On to a more cheerful note, if you know me well then you know that I have a deep love for music. For every season I’ve gone through I have at least two songs that represent life during that time. When I hear a song where the lyrics could have been taken from my journal, I immediately thank God for that glimmer of hope. Not to sound sappy, but God truly does know the way to my heart. It may be just another simple song to some, but to me it is the encouragement God is giving me that day.
Lately, my music of choice has been Joey and Rory, MercyMe, and Ellie Holcomb. However, mainly I play Joey and Rory’s and Ellie’s albums over and over along with MercyMe’s latest single, “Even If” (thanks to one of my dearest friends Casey Rumswinkel for first introducing me to that song and to Sara for gifting Ellie’s album to me.
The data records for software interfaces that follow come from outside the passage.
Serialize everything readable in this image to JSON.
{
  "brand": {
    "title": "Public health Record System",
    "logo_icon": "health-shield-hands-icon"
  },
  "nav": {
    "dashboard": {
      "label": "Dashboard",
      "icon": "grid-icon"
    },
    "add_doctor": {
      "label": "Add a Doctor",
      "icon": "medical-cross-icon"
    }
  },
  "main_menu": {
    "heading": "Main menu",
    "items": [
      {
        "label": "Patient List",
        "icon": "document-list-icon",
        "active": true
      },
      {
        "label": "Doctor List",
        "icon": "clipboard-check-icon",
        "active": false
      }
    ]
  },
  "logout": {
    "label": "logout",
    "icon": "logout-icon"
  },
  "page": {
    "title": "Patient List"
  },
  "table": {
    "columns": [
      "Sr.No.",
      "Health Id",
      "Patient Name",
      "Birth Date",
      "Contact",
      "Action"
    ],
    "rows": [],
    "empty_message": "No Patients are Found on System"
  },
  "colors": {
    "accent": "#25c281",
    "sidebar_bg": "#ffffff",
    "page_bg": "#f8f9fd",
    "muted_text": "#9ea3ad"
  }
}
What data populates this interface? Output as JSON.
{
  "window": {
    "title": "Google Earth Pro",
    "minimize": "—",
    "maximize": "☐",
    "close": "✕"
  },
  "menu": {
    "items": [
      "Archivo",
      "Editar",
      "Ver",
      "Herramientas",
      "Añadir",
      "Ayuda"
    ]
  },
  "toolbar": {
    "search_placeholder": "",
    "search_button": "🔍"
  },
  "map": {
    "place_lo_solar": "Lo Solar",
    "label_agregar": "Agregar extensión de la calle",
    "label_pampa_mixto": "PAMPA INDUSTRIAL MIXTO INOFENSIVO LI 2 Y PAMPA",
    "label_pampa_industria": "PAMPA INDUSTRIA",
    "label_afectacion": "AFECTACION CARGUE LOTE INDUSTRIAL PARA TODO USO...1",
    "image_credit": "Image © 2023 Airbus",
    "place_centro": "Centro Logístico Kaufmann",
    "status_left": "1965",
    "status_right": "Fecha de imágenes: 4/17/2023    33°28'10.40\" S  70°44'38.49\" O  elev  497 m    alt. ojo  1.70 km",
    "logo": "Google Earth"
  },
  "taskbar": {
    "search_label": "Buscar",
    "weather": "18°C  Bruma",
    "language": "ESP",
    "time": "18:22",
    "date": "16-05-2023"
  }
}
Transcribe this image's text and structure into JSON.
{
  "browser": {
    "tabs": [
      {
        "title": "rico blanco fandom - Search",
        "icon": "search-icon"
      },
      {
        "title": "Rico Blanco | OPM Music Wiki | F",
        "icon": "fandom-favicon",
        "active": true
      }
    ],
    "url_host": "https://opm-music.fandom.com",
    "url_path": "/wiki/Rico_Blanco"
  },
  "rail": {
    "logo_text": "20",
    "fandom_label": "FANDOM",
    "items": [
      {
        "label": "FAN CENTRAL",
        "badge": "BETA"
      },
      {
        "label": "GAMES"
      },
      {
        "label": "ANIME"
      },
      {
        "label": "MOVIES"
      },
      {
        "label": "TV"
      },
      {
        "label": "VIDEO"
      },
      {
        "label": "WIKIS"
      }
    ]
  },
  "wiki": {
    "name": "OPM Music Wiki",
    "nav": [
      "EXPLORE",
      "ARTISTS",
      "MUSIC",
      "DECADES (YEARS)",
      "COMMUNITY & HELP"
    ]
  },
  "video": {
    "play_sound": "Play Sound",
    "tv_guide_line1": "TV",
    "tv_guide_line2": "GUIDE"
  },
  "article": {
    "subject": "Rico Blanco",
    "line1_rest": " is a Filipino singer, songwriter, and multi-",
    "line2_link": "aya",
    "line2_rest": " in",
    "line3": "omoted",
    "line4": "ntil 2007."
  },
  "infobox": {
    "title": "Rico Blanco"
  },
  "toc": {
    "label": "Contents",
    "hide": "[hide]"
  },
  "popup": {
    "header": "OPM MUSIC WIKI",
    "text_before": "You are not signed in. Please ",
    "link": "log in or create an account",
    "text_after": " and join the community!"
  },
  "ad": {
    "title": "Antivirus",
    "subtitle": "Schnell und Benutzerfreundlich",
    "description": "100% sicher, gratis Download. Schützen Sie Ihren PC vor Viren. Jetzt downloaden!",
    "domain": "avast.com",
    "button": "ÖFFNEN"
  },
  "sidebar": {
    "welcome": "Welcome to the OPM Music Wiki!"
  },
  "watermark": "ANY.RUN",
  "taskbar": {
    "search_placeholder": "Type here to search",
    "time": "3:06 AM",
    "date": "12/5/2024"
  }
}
These sweet girlfriends of mine know me well).
A few months ago Casey texted me a link to it and said “You need to listen to this.” For whatever reason I did not listen then, but a few days later I remembered and listened. The message hit me in the deepest area of my heart. Similarly during that same time, I heard the song “You Love Me Best” by Ellie and oh my word it made me cry all kinds of tears.
God knows me in the deepest of ways and He does love me best. Nothing can lift one out of the pit better than God showing them evidence that He truly sees them. What a gift it is to be known in that way.
Another one of my favorite tunes right now is by Joey and Rory from their “Hymns That are Important to Us” album. This is the song that inspired the blogpost for today. When recording the album Joey was battling cancer that took her life soon after the album was released. Her dream before dying was to complete the Hymns album, and every song on it is beautiful. One song in particular that has become a favorite is called “In the Time that you Gave Me.” This has become one of my theme songs for this season, and for life in general. The meaning of this song has taken me to another level of appreciation considering my circumstances. The lyrics talk about the hope of living and loving life in the time we are given on earth. Its simple and realistic message reminds us to live for the Lord now, and make the most of each day He gives us. We are not promised tomorrow so that is why it is important to love Jesus and live well now. No one is perfect but if we strive to live for Him, God will use us and be glorified.
For me that is my only goal and desire — to love Jesus above all else and to serve Him well in the time He gives me.